Thank you for sharing
Thank you, this has totally changed how I look at DynamoDb (and databases). Especially eye-opening:
– the cost-benefit of flexibility vs. design to access patterns
– the ready-made functionality of DynamoDb — change log (dynamoDB streams), cache (DAX), autoscaling DB access!, “stored procedure” (lambda) scaling independently of DB!
Not getting (at all) the use of lambda for “computed aggregations” written back as “metadata” to the one table… mentioned a few times in the videos. Any pointers that would help would be much appreciated? And your thoughts on this?
Thanks again for making this a blog post, followed it from twitter link.

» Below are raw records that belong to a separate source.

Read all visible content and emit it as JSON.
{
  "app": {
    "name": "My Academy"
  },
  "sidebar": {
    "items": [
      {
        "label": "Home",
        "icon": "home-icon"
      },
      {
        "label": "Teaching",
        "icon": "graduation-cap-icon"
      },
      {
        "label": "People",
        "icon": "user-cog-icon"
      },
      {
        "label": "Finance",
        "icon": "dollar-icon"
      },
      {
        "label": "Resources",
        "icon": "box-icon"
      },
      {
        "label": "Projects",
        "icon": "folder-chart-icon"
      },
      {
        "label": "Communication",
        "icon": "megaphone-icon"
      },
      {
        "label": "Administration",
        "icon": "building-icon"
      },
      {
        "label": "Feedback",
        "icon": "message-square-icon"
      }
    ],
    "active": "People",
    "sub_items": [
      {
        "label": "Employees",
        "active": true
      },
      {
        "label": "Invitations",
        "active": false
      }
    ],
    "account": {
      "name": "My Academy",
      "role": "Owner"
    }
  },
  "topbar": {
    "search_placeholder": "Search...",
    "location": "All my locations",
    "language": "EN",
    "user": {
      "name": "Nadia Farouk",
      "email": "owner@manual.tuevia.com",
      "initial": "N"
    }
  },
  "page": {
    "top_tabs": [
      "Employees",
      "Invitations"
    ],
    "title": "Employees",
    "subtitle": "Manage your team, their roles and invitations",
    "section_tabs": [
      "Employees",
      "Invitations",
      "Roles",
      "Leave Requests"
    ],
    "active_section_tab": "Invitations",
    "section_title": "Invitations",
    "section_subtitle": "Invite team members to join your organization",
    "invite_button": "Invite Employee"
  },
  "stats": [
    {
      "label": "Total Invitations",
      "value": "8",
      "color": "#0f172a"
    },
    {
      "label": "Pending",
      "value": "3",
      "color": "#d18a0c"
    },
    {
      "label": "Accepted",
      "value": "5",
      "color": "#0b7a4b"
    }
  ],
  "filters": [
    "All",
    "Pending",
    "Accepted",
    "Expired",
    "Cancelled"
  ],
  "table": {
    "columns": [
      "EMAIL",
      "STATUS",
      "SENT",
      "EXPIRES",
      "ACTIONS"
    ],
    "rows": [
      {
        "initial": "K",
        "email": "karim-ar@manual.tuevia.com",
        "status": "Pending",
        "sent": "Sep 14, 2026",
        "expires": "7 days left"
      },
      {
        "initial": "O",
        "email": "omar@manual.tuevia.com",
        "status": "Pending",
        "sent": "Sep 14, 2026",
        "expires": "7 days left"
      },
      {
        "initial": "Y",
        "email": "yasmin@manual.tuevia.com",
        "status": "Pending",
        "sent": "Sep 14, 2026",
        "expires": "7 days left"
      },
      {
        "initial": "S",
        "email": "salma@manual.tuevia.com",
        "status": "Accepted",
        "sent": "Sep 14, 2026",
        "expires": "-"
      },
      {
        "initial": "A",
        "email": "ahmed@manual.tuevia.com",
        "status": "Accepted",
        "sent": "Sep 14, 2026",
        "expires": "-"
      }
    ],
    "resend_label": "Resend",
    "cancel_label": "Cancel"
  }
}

I’m glad you found it useful. In terms of computed aggregations, you could use a Lambda function attached to the DynamoDB stream to update counts (or averages, sums, etc.) in your DynamoDB table. So for example, every time a new “file download” record is added to your DynamoDB table, you could use the Lambda function listening to the stream to increment a counter on the main “file” item in the table. No need for your application to try and update several items at once, just harden the data you need to capture, then use Lambda as a stored procedure to update all the aggregations.
Hope that makes sense,
But still Dynamodb doesnt have option to track the item modification by default . Streams needs to be enabled to track the item level change.
Interesting fact relational databases are the metadata auditing… In case of some critical issues , audit columns in relational tables helps to backtrack the root cause which inturn is missing in nosql databases.
Whats your view about my point ?
Like you said, if you need column auditing, DynamoDB Streams provides that service for you. The benefits of using fully-managed DynamoDB for hyper-scale, data isolation, and single digit millisecond performance in OLTP and DSS applications is hard to beat IMO.